Un panel de expertos internacionales publican hoy en The British Medical Journal (BMJ) los resultados de una revisión de las evidencias sobre remdesivir (de la farmacéutica Gilead) que les lleva a emitir una recomendación débil sobre su uso en pacientes con Covid-19 grave. Al mismo tiempo, respaldan de forma firme la importancia de continuar reclutando pacientes en los ensayos clínicos en marcha con este antiviral.

Entre los autores hay investigadores de lugares tan distantes entre sí como Ghana, Nueva York o Filipinas, por nombrar algunos, pero no hay ningún representante español. El autor para correspondencia es Bram Rochwerg, de laUniversidad McMaster, en Ontario (Canadá). 

La recomendación sobre el uso de remdesivir se basa en la información disponible hasta el 20 de julio sobre el efecto de varios tratamientos farmacológicos para la Covid-19 y se inscribe en la iniciativa Recomendaciones rápidas de BMJ, que tiene como objetivo generar pautas rápidas y en las que se pueda confiar basadas en nuevas evidencias, que sean útiles para la práctica clínica y permitan a los médicos a tomar las mejores decisiones con sus pacientes. 

La Comisión Europea concedió el 3 de julio una autorización condicional de comercialización para remdesvir en Covid-19 en adultos y adolescentes mayores de 12 años con neumonía que requieran oxigenoterapia.

Recuperación más rápida

Los expertos señalan que remdesivir puede ser eficaz para reducir el tiempo de recuperación en pacientes con Covid-19 grave, aunque la calidad de la evidencia es baja.

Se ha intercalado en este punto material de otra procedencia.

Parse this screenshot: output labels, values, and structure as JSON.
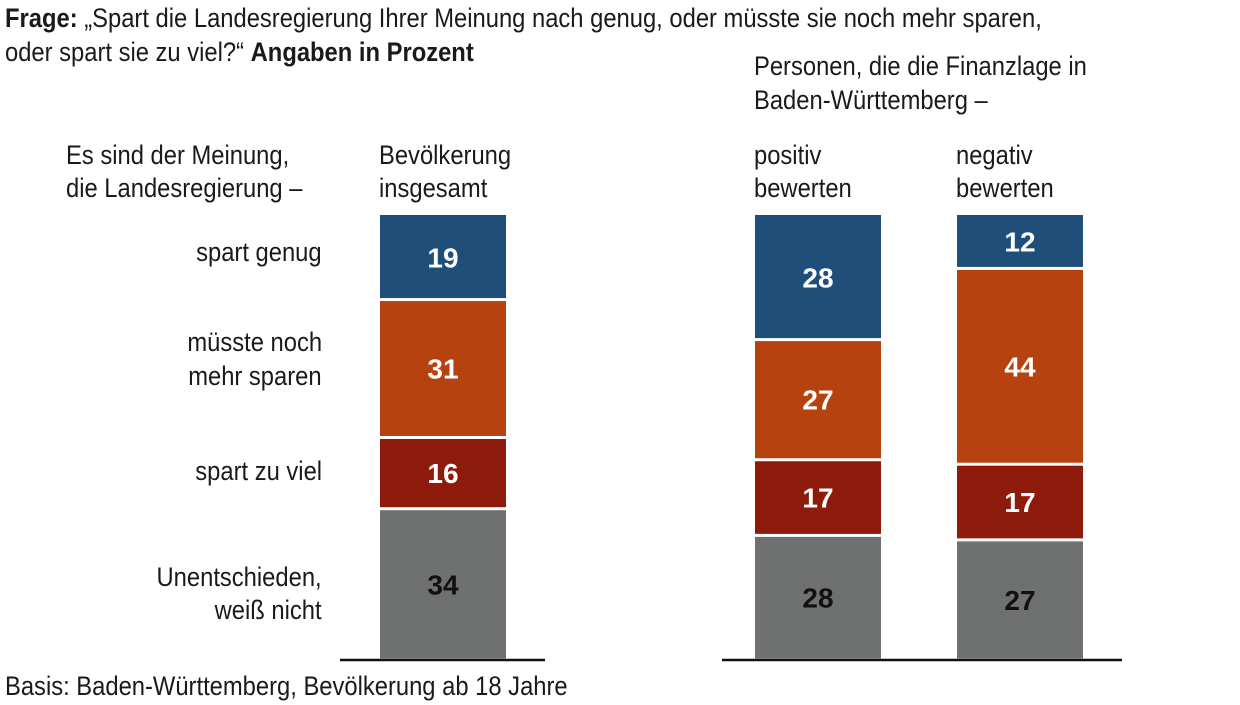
{
  "question": {
    "prefix": "Frage:",
    "line1": "„Spart die Landesregierung Ihrer Meinung nach genug, oder müsste sie noch mehr sparen,",
    "line2": "oder spart sie zu viel?“",
    "suffix": "Angaben in Prozent"
  },
  "left_header": {
    "line1": "Es sind der Meinung,",
    "line2": "die Landesregierung –"
  },
  "group_header": {
    "line1": "Personen, die die Finanzlage in",
    "line2": "Baden-Württemberg –"
  },
  "footnote": "Basis: Baden-Württemberg, Bevölkerung ab 18 Jahre",
  "colors": {
    "spart_genug": "#1f4e79",
    "mehr_sparen": "#b5420f",
    "zu_viel": "#8e1a0b",
    "unentschieden": "#6f7070"
  },
  "chart_data": {
    "type": "bar",
    "stacked": true,
    "unit": "%",
    "categories": [
      "spart genug",
      "müsste noch mehr sparen",
      "spart zu viel",
      "Unentschieden, weiß nicht"
    ],
    "category_labels": [
      [
        "spart genug"
      ],
      [
        "müsste noch",
        "mehr sparen"
      ],
      [
        "spart zu viel"
      ],
      [
        "Unentschieden,",
        "weiß nicht"
      ]
    ],
    "columns": [
      {
        "name": "Bevölkerung insgesamt",
        "label_lines": [
          "Bevölkerung",
          "insgesamt"
        ],
        "values": [
          19,
          31,
          16,
          34
        ]
      },
      {
        "name": "positiv bewerten",
        "label_lines": [
          "positiv",
          "bewerten"
        ],
        "values": [
          28,
          27,
          17,
          28
        ]
      },
      {
        "name": "negativ bewerten",
        "label_lines": [
          "negativ",
          "bewerten"
        ],
        "values": [
          12,
          44,
          17,
          27
        ]
      }
    ]
  }
}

Señalan además que el medicamento probablemente no tiene un efecto importante sobre la necesidad de ventilación mecánica y puede tener pocos o ningún efecto sobre la duración de la estancia hospitalaria.

En este sentido, los investigadores enfatizan que “la efectividad de la mayoría de las intervenciones es incierta porque hasta ahora la mayoría de los ensayos aleatorizados y controlados han sido pequeños y los estudios tienen importantes limitaciones”.

Después de una revisión minuciosa de la evidencia, el panel de expertos afirma que la mayoría de los pacientes con Covid-19 grave probablemente elegirían el tratamiento con remdesivir dado su posible efecto en la reducción en el tiempo para mejoría clínica.

Mantener el reclutamiento

Al mismo tiempo, dada la escasez de evidencias y teniendo en cuenta las diferentes perspectivas, valores y preferencias de los pacientes han señalado que la recomendación de tratamiento es débil al tiempo que apoyan de manera firme mantener el reclutamiento continuo de pacientes para ensayos. 

Entienden que estos estudios deberían focalizarse en aspectos como la dosis óptima del fármaco y la duración de la terapia, y tratar de discernir también sí hay subgrupos de pacientes con más probabilidades de beneficiarse del fármaco.

Por último, los autores también advierten de que el uso de remdesivir implica un coste de oportunidad mientras las evidencias en las que se fundamente sean aún bajas. Como es un medicamento relativamente costoso de administración intravenosa, su empleo puede implicar el desvío de fondos, tiempo, atención y recursos humanos que alejan al paciente de recibir otros tratamientos potencialmente valiosos. 

Revisión sistemática viva

El estudio en el que se basa la recomendación de hoy se llama revisión sistemática viva.
En un editorial en el que se comenta el artículo, los editores de BMJ explican que las revisiones sistemáticas vivas son útiles en áreas de la investigación en las que se producen avances rápidos, como la Covid-19, ya que permiten actualizar resúmenes de evidencias, previamente examinados y revisados por pares, a medida que se obtiene nueva información.

Esta es la segunda revisión sistemática viva que publica BMJ este año, que será actualizada para reflejar las evidencias emergentes. La revista planea publicar varias revisiones más, incluida una sobre el efecto en mujeres embarazadas de la infección por SARS-CoV-2.